Last fall, the average sale price of homes and condominiums handled through Jon Douglas, Merrill Lynch Realty/Beverly Hills and Fred Sands Realtors--the three largest players, all of which do the bulk of their business on the Westside--was $400,000. During that time, the average home price nationwide was $106,500, and the average for the 13 Western states was $132,500, according to the National Assn. of Realtors. In the most expensive region of the nation, the Northeast, home prices averaged $147,200 in September.

Moreover, between April, 1986, and April, 1987, the Westside--along with Pasadena and its surrounding communities--experienced the largest overall price increase in Los Angeles County at 14.7%, according to a study by the Real Estate Research Council of Southern California at California State Polytechnic University, Pomona. On the other hand, the Westside market historically has demonstrated more volatility: While home prices plateaued in most of the county during the recession in the early 1980s, they dropped on the Westside.

Today, prices of single-family homes on the Westside range from close to $200,000 to as much as $25 million for estate properties. In the most chic neighborhoods, like parts of Beverly Hills, $1 million won't buy much more than a fixer-upper. "For $1 million, in most cases, you would get a house in need of remodeling on a very small lot. It wouldn't be large, and it would probably be in need of major repair," says Joyce Rey, general manager of Rodeo Realty, a Merrill Lynch division. "Builders are now paying $1.2 million to $1.8 million for a house and tearing it down to get the lot."

Even at those prices, low interest rates led to a seller's market on the Westside in 1987. While the market has calmed down since the fall, real-estate brokers use terms such as "hysteria buying" and "overheated" to describe the first months of 1987 on the Westside. Houses went on sale and were often snapped up within days. Frustrated sales agents complained about a lack of inventory. In the early part of the year, it was not unusual for a buyer to offer a premium over the asking price simply to outbid competitors.

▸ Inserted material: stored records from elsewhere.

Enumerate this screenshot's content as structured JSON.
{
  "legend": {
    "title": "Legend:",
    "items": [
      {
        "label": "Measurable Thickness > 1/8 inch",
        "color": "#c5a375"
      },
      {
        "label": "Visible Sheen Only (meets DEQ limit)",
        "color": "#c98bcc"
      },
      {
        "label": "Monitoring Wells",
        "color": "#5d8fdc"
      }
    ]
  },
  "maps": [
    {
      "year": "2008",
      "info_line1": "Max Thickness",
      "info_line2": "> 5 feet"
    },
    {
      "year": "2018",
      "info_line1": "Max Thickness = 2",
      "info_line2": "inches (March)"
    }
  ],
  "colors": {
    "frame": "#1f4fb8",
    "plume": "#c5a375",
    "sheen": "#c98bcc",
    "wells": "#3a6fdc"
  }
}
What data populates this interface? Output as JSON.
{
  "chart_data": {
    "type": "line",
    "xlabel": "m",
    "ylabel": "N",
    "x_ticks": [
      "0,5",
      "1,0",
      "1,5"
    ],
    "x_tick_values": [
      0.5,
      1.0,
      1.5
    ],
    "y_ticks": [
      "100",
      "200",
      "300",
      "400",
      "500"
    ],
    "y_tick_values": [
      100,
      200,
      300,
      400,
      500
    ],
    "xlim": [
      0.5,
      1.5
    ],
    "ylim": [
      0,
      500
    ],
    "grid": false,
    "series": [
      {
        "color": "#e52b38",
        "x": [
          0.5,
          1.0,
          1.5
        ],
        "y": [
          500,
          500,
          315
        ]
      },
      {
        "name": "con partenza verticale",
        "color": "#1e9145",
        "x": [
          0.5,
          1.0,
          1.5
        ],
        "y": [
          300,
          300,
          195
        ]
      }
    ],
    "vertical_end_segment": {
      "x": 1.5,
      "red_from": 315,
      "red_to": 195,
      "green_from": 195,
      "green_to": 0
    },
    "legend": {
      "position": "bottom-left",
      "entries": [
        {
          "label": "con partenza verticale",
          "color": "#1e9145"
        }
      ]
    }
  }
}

The result of so much cash chasing the homes in these neighborhoods is sometimes startling. In one case, a wealthy young high-tech entrepreneur saw three multimillion-dollar estates one afternoon and at the end of his tour turned to his Fred Sands broker and asked which one he should choose. He didn't really care which one he bought, but he wanted the broker to hurry up and decide: He had a party to go to in an hour and didn't want to be late.

The prices are kept high, in part, because money flows into this lovely locale from around the world and from a wide range of industries. Old money, new money, entertainment money, oil money, the proceeds of taxes on distant Third World nations--it's all there on the Westside.

"There's a psychological mystique attached to the Westside. Everyone in the world has heard of Beverly Hills, of the beaches in Santa Monica and Venice and Malibu. These are places people all over the world dream about living," says Lou Piatt, executive vice president/sales of Jon Douglas Co. It's also where investors all over the world dream about speculating, another factor that has kept prices in the area high.

What does all this mean for the average home buyer? Is the Westside going so upscale that it will one day be solely a playground for the rich and famous? In order to buy that average $400,000 home, a typical family would need well over $40,000 in savings and an annual income of roughly $120,000. Only 2.2% of the households in the nation have pre-tax incomes of more than $100,000.

But there's a flip side to that, Piatt argues. Because of the city's diverse economy, real-estate prices throughout Los Angeles have risen dramatically. So it's not uncommon to find a family with an average income that has paid off the mortgage and sold their home, leaving a couple of hundred thousand dollars in the bank. "People don't buy their first homes in Beverly Hills," says Piatt. "Once you can get on the merry-go-round, you can work your way through the marketplace. Most of us buy homes not on our incomes, but on our equity investments."